Since the 1930’s despite changes in individual lifestyles and in the world at large, the focus of the Gardeners has remained the same. Although meeting are now only held once a month, (in 1924 there were reportedly 24 regular meetings in 15 months!), they have remained interesting, with many outside speakers on a wide variety of topics including horticulture, conservation, landscaping and flower arranging. The program is further enriched by many hands on workshops, on topics form propagation to niche design. While many meetings are still held in member’s homes, community centers, parish halls and libraries with spaces large enough to hold a flower show are frequently used. To accommodate young mothers, morning meetings, followed by refreshments have replaced the leisurely teas of yesteryear.
The Gardeners continue with Community outreach. For many years, the club maintained plantings at the Luddington Library, which was built as a memorial to one of our early members. In 2010, the expansion of the library necessitated the removal of the plantings, and the Gardeners took on minor maintenance at the Ardmore Branch. At the same time, a new commitment for the club became the replanting and maintenances of several garden areas at the Grange, a historic property in Haverford township, that had been the home of another former member, Mrs. Benjamin Hoffman.

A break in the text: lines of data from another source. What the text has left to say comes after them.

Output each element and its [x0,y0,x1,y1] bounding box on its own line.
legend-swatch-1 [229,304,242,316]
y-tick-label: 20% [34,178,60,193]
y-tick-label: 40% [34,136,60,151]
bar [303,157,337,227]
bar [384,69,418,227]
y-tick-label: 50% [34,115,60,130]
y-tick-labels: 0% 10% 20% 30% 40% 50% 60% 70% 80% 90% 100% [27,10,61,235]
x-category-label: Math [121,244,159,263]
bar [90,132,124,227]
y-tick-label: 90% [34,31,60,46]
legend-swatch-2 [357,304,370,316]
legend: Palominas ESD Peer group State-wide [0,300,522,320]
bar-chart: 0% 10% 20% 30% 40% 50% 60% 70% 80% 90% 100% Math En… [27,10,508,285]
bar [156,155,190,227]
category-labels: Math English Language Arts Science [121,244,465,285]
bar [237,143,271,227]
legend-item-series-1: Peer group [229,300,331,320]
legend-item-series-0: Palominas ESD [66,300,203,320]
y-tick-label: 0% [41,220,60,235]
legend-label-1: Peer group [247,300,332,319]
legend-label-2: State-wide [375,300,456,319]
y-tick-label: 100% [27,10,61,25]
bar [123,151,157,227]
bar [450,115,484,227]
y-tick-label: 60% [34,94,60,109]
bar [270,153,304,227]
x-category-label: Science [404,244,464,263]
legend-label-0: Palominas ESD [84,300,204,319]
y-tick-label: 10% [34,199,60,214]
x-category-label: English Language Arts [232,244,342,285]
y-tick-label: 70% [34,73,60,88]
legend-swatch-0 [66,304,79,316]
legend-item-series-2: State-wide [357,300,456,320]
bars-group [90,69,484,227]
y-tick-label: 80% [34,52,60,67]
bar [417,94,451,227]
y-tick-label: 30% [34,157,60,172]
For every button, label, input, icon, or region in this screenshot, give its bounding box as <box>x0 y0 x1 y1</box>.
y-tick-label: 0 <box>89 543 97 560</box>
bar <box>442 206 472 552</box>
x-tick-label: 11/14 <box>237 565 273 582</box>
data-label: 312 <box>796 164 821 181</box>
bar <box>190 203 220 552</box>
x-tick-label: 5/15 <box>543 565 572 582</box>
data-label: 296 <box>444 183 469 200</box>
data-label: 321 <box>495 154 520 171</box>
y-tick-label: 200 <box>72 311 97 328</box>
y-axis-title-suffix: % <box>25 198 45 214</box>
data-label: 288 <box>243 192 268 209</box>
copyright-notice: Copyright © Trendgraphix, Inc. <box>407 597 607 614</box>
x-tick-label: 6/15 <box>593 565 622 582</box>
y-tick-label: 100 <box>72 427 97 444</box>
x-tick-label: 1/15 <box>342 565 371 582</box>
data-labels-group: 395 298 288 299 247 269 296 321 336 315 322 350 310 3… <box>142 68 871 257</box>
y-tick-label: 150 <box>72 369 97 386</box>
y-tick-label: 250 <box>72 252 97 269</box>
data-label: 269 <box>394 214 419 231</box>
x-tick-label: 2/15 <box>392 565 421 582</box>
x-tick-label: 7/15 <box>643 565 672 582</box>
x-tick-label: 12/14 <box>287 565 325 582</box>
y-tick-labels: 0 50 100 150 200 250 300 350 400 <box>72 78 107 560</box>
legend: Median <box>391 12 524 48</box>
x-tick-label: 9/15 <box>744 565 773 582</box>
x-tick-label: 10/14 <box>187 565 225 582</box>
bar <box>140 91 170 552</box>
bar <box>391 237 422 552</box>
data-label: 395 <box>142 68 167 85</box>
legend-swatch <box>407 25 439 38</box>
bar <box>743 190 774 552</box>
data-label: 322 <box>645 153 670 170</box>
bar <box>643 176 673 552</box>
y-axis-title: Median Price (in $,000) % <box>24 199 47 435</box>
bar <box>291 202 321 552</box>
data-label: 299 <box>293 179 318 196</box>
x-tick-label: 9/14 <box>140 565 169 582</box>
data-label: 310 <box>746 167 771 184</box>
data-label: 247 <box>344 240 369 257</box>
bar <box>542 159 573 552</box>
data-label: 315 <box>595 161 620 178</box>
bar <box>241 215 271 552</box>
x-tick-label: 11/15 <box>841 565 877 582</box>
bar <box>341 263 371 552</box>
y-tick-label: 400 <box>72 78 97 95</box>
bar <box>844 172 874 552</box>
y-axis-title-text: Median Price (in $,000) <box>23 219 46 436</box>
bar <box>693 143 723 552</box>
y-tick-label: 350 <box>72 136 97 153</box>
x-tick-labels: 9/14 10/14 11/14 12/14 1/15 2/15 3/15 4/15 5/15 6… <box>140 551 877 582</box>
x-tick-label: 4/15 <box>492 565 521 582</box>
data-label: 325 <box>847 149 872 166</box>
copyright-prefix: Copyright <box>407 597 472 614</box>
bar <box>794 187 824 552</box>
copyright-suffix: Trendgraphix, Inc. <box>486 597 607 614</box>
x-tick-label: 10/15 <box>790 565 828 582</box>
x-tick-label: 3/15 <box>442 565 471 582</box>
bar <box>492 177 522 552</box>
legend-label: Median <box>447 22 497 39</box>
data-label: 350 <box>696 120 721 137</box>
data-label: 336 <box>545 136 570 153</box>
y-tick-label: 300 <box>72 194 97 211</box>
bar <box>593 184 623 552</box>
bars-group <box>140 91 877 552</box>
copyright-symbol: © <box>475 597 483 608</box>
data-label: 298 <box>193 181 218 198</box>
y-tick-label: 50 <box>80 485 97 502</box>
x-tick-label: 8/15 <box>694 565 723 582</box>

Individual members assist in the maintenance of several other gardens, including the Magnlia Tribute Garden, the Physic Garden at Pennsylvania Hospital, and Bartram’s Garden, all in Philadelphia. At Bowman’s Hill wildflower preserve, the Gardeners maintained the Mary Helen Lloyd Evergreen trail for many years. In 1950, the Gardeners won the Founders Fund Award, which provided the Preserve with a much needed small pond.
For many years the members sold flowers and plants at the Rittenhouse Square Flower Market. An annual plant sale is held in May with the proceeds supporting the student conservation Association. In December, holiday arrangements are made and distributed to local nursing homes. The Gardeners help decorate Fairmount Park Houses for the annual Christmas tours. The Gardeners also continue to participate in the Philadelphia Flower Show, both as individual members and with club entries.
Environmental Issues are extremely important to members of the gardeners. State and National Legislators receive petitions from many members. In the 1920’a, the issues were roadside planting, and billboard control. Now the issues are acid rain, pollutants and climate change. The internet has much simplified the communication process.
In April 2007, the Gardener’s celebrated its one Hundredth Anniversary with a GCA Small Flower Show and festive dinner at the Radnor Hunt Club. The Garden Club also donated a grove of trees and a commemorative bench in Fairmount Park. Despite a speedier pace and more casual appearance reflecting changing times, The Gardeners still pursue the same interests with the same dedication that began with the founders of the club. But one thing is now only a happy memory, the 25 cent dues.